The Court also notes that this case differs from Gutierrez-Acanda, the case on which Defendant relies for Defense Proposed Instruction 13A. In that case, the "jury sent out a question regarding the legality of disbursing loan proceeds prematurely. The parties agreed to a statement that, although the early disbursement of loan proceeds is improper, it is not itself illegal unless done as `part of a scheme or conspiracy to defraud.'" 628 F. App'x at 646 n.2. The Court notes that, in Gutierrez-Acanda, the Court's instruction came in response to a jury question, not as part of the Court's instructions to the jury before the jury deliberations. The Court also notes that the parties agreed to the instruction. In this case, Defendant proposed that Defense Proposed Instruction 13A be part of the Court's final instructions to the jury before the jury deliberations. The Court does not believe that it would have been appropriate to give this special instruction in anticipation of potential jury confusion.

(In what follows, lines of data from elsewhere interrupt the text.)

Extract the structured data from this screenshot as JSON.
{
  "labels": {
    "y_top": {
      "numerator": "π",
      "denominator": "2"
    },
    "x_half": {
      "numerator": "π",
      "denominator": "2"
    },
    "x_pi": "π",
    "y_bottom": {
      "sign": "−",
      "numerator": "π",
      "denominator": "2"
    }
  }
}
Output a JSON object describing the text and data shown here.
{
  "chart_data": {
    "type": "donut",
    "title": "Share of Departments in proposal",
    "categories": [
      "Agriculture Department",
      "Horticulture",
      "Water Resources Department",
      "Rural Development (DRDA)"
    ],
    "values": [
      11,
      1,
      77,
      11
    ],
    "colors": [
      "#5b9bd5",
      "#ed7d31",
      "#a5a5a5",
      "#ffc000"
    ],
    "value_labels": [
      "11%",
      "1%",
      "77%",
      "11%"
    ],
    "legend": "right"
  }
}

Additionally, the Court notes that in this case when the jury sent out this question, "From #603 on HUD Settlement Statement—is it okay for Live Oak to Disperse funds per directive of seller's atty's that are different from settlement statement or must the entire amount go to seller?," DE 180 at 2, Defendant did not request an instruction similar to the instruction in Gutierrez-Acanda; rather, Defendant agreed that, if the Court was not going to answer the question with "yes," it was acceptable for the Court to inform the jurors that they should rely on their recollection of the evidence presented at trial, Trial Tr., June 15, 2018, at 93:18-99:11. Accordingly, the Court finds that there was no error in its decision to exclude Defense Proposed Instruction 13A and that Defendant's Motion for Post-Verdict Judgment of Acquittal or New Trial as to his argument regarding Defense Proposed Instruction 13A is denied.